The Hong Kong government is also focusing on fostering the bio industry. Hong Kong is well known for supporting the entire cycle from research and development to commercialization, based on a global investor network and clinical and research infrastructure. Bettina Ernst, M.D., a director at Bernina BioInvest, an investment firm specializing in early-stage bio and medtech investments, said, "Hong Kong is a key hub where talent, research and partnerships across Asia intersect, offering an ideal environment for innovation investment," adding, "Early-stage corporations can easily access universities, clinicians and cross-border collaboration networks, enabling swift validation and scaling, which is essential to translate scientific achievements into real patient benefits."
◇ Low taxes and simple FO setup process
Hong Kong has long been favored by capitalists for its simple and low tax structure. There is no capital gains tax, value-added taxes (VAT), inheritance tax or estate tax in Hong Kong, and no withholding tax on dividends or interest. Corporate tax is a two-tier system, applying an 8.25% rate to the first HK$2 million (about 400 million won) of corporate profits. In addition, SFOs that meet certain conditions can receive tax exemptions, providing a highly favorable environment for wealthy individuals whose primary goal is asset preservation and management.

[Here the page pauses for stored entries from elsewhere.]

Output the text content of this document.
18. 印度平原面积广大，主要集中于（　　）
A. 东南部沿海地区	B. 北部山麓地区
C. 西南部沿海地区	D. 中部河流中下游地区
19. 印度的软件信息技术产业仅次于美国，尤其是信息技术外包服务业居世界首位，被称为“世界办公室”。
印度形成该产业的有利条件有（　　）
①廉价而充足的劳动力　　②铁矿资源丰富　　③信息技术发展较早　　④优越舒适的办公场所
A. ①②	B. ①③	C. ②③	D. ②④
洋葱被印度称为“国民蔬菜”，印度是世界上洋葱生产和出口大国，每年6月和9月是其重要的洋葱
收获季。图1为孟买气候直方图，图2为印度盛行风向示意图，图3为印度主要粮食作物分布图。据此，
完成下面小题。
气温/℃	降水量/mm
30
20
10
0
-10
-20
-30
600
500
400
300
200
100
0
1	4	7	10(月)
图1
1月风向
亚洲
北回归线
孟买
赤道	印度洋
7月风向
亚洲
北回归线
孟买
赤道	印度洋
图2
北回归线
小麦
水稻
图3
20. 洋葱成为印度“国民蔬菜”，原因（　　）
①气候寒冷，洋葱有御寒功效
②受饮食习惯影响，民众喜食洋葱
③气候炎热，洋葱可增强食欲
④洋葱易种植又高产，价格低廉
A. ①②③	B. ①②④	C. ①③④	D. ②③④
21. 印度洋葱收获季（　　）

This contrasts with the recent trend of major global cities moving to raise taxes. The United Arab Emirates introduced a corporate tax in 2023, lifting the rate from 0% to 9%. Japan also raised corporate taxes starting in April by adding 4% to the corporate tax amount for each business year after deducting 5 million yen (about 47 million won), and New York state in the United States is reportedly considering a corporate tax hike as well. California is also pushing a 2026 ballot measure to impose a one-time 5% "wealth tax" on residents with net worth exceeding $1 billion (about 1.5 trillion won).
To actively attract FO demand, the Hong Kong government is continually expanding the scope of eligible investments that SFOs can manage. The government is strengthening tax incentives for SFOs, family-owned investment holding companies and investment funds. The core is expanding tax benefits for a wide range of assets, such as precious metals like gold, digital assets and private credit.
The FO setup process is also relatively simple. If the activity does not fall under regulated activities under Hong Kong's Securities and Futures Ordinance, no separate licensing or prior approval is required to establish a family office. This contrasts with Singapore, where licensing is required and it typically takes several months or more to begin actual operations.
For these reasons, Hong Kong's popularity is rising among wealthy individuals seeking to expand both their businesses and family assets at the same time. With interest from Korean wealthy individuals also growing, Jolie Ip, global deputy head of the family office division at InvestHK, plans to visit Korea soon to meet domestic wealthy individuals and businesspeople to discuss cross-border investment opportunities and cooperation.
Ip said, "As family corporations pursue overseas expansion and business diversification, the need to manage family assets professionally and systematically is growing," adding, "Hong Kong is playing an important role as global corporations expand their business base into mainland China and across Asia."
She added, "For Korean high-net-worth individuals, Hong Kong is not just a base for boosting corporate value, but also a place to find new opportunities in terms of personal asset growth and life goals," noting, "Hong Kong will be an attractive springboard into the most dynamic industries in the world."